Didier Leschi poursuit en décrivant l’immigration afghane sous le titre : Des Afghans peu formés. « Il en ressort, écrit-il, comme caractéristique principale un faible niveau de scolari­sation au sein du groupe afghan. Plus de 40% des personnes interrogées ont déclaré ne jamais avoir été scolarisées. » Cette référence est peu compatible avec une autre référence qu’on trouve plus loin : « 10% ne savent ni lire ni écrire ». Les 90 % qui savent lire ou écrire où l’ont-ils appris ? On pourrait de même décrire la population française en écrivant « Des Français peu formés » puisque certains politiciens avancent que près de 30% des élèves français qui arrivent en 6ème ne savent pas lire ni écrire. Ce serait bien sûr trompeur. Mais surtout, écrire que les Afghans en général sont peu formés en se référant uniquement à ceux qui n’ont pas fait d’études est étrange, quand on sait que la France a accueilli nombre d’intellectuels, d’artistes, de sportifs de bon niveau. C’est discriminant et peu convenable. Parmi les biais conduisant à de tels chiffres on nous cite le fait que le bruit aurait couru chez les candidats à l’exil qu’il était préférable de dire à l’OF­PRA qu’on n’avait pas fait d’études. Quoi qu’il en soit, tout le monde sait que les estimations à partir de déclarations sont sujettes à caution.

Le rapport écrit : « Vingt années de « république isla­mique » sous influence occidentale n’ont pas permis d’amé­liorer de façon significative la prise en charge scolaire des Afghans, qu’ils viennent des zones rurales ou urbaines. » Cette induction n’est pas valable. Il n’est pas possible d’in­duire d’un taux (d’ailleurs sujet à caution comme on l’a vu) d’alphabétisation dans une population réfugiée un taux de scolarisation en Afghanistan. Il y a beaucoup de cinéastes afghans en France, peut-on en déduire que le cinéma afghan était en plein essor ? D’ailleurs, et contrairement à ce qu’af­firme l’auteur, la scolarisation s’était considérablement déve­loppée en Afghanistan entre 2002 et 2021, y compris chez les filles, au point d’atteindre près de 100% dans certaines villes ou certaines zones rurales (Hazaradjat), sauf dans les régions où la présence talibane était importante et où donc les com­bats poussaient au départ. C’est peut-être de ces régions que sont issus une partie des réfugiés afghans analphabètes. Cela mériterait une étude plus documentée.

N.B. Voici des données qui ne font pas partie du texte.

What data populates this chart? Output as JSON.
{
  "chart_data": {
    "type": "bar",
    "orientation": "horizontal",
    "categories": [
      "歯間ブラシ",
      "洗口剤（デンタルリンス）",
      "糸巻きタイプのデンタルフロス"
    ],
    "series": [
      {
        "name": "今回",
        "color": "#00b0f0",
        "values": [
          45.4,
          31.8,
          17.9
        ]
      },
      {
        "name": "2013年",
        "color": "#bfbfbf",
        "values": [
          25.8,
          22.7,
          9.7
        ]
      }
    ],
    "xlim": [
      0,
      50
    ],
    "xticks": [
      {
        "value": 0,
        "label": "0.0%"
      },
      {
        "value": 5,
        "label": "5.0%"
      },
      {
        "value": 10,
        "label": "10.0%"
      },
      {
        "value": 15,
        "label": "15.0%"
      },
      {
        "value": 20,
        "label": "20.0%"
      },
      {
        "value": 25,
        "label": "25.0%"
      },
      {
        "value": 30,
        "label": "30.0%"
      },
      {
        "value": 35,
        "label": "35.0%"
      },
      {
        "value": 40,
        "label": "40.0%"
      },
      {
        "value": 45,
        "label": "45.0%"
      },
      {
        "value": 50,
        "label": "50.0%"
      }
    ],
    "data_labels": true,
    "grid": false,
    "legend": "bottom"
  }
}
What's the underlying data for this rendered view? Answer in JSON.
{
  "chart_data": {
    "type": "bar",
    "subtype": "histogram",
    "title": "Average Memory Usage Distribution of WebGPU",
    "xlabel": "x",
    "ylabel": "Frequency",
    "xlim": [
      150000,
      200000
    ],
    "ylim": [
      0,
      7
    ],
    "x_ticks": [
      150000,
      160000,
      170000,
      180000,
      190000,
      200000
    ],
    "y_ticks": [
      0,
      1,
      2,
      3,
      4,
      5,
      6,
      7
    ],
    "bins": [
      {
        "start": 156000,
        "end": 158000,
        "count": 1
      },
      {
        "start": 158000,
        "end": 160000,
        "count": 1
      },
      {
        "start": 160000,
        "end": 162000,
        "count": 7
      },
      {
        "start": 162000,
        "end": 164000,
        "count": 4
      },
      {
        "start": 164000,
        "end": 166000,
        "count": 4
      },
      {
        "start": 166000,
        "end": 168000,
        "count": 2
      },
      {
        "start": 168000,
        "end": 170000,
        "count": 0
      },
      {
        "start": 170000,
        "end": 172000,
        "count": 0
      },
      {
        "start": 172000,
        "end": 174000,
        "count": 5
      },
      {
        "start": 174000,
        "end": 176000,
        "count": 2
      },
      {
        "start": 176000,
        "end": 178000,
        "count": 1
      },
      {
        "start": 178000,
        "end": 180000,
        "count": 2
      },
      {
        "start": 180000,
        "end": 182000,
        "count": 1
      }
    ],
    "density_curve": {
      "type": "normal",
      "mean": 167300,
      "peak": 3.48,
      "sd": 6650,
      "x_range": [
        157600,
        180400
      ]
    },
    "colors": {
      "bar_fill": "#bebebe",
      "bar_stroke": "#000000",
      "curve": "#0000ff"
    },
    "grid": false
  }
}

Si beaucoup de demandeurs d’asile ayant fait des études supérieures ne sont pas venus en France, il faut d’ailleurs rap­peler que ce n’est pas nécessairement le fait d’un choix déli­béré, mais du fait d’une grande difficulté d’obtenir un visa. Il est clair qu’un cadre supérieur, marié et père de famille pren­dra plus difficilement le chemin clandestin des montagnes et des cols que des jeunes moins éduqués et sans travail.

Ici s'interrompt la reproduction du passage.